Among the most important pieces are the first formal protest the Argentine government lodged in London and the orders Ambassador Moreno received to uphold the Argentine claim of rights. He argued, for example, that the 1833 action was contrary to international law and had violated territorial integrity, as well as being in breach of the Treaty of Friendship, Navigation and Commerce, which in 1825 recognised the Argentine Confederation as an independent state.
On historical grounds, Moreno argued that the Argentine Confederation had inherited sovereignty over the Malvinas Islands from Spain, giving an account of the rights of that European country, which had appointed 32 governors in the islands.
When he was 29 years old, Manuel Moreno had accompanied his brother Mariano on a ship voyage to Europe in 1811 for a diplomatic mission, but the secretary of the First Junta died at sea. The diplomat was a doctor, a university professor and a minister under Manuel Dorrego before being appointed ambassador to London, a post he held for 16 years.
Explanations in the media
The material now open to the public includes statements that the ambassador himself had published in English in British newspapers to disseminate the memorandum presented to the British Court on the Argentine position, in which he ratified the rights over Malvinas and the rejection of the British occupation. A novel action for the time. The Foreign Ministry will exhibit the original version in English and the translation that the diplomat himself sent to Buenos Aires.

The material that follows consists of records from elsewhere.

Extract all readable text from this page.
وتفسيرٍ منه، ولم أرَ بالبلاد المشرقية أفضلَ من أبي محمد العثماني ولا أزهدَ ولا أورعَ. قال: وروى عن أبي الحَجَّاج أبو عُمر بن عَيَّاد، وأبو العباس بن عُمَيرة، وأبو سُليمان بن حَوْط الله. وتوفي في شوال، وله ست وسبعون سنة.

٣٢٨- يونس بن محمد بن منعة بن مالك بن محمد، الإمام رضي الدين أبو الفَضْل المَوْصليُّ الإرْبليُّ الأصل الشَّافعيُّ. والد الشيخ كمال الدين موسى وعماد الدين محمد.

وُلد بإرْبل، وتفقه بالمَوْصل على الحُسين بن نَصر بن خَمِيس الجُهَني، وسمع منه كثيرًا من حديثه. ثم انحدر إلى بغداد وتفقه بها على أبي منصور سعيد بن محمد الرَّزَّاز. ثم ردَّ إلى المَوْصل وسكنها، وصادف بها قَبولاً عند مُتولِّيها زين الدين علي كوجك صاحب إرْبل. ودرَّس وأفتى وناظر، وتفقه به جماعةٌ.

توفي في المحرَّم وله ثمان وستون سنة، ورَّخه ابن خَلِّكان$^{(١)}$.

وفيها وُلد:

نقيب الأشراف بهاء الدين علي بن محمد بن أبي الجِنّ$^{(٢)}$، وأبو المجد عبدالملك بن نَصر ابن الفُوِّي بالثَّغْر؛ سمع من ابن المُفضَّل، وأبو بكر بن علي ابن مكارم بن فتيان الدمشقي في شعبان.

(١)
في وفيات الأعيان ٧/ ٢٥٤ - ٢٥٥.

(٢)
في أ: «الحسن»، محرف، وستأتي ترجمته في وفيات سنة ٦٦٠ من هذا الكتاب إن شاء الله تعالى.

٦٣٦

The mission entrusted to Moreno was decided after the British ambassador in Buenos Aires, when summoned by the Argentine authorities after the invasion of 3 January 1833, confessed that “he was not aware of the situation”, explained the Foreign Ministry. “He had not received any orders. That is why it was decided to deal with the conflict with the authorities in London,” said the Casur coordinator.
While the ambassador was making representations in London, the Anglo-French blockade of the Río de la Plata began to take effect. But the Rosas government handled both conflicts separately. Moreno concentrated on the Malvinas dispute, according to the Kirchnerist government’s view.
Among the 53 documents, a letter in which the ambassador informs the UK authorities that the Argentine Confederation “will never accept” the position of the islands and maintains the claim is relevant.
Letters between Ambassador Moreno and national officials were also recovered, as well as a communication informing him that Brazil’s diplomatic representative had been ordered to accompany Argentina’s claim to Malvinas.
One incident in the conflict occurred in 1842, when the United Kingdom notified the Argentine ambassador that the Malvinas question was closed. “Accept this situation”, was the message from Europe. The reply was that Buenos Aires “will never accept the unilateral British decision. “Moreno thus conveyed a reservation of sovereignty”, explained the Foreign Ministry.
Seven years later, the British press reported that Argentina was abandoning its claim to the Malvinas Islands because of a “tacit acceptance” of London’s position. Ambassador Moreno told Prime Minister Lord Palmerston that this was not the case: “Argentina will never accept their position and continues to claim its rights”, he replied. The British authority itself, according to the Foreign Ministry’s own compilation, nodded.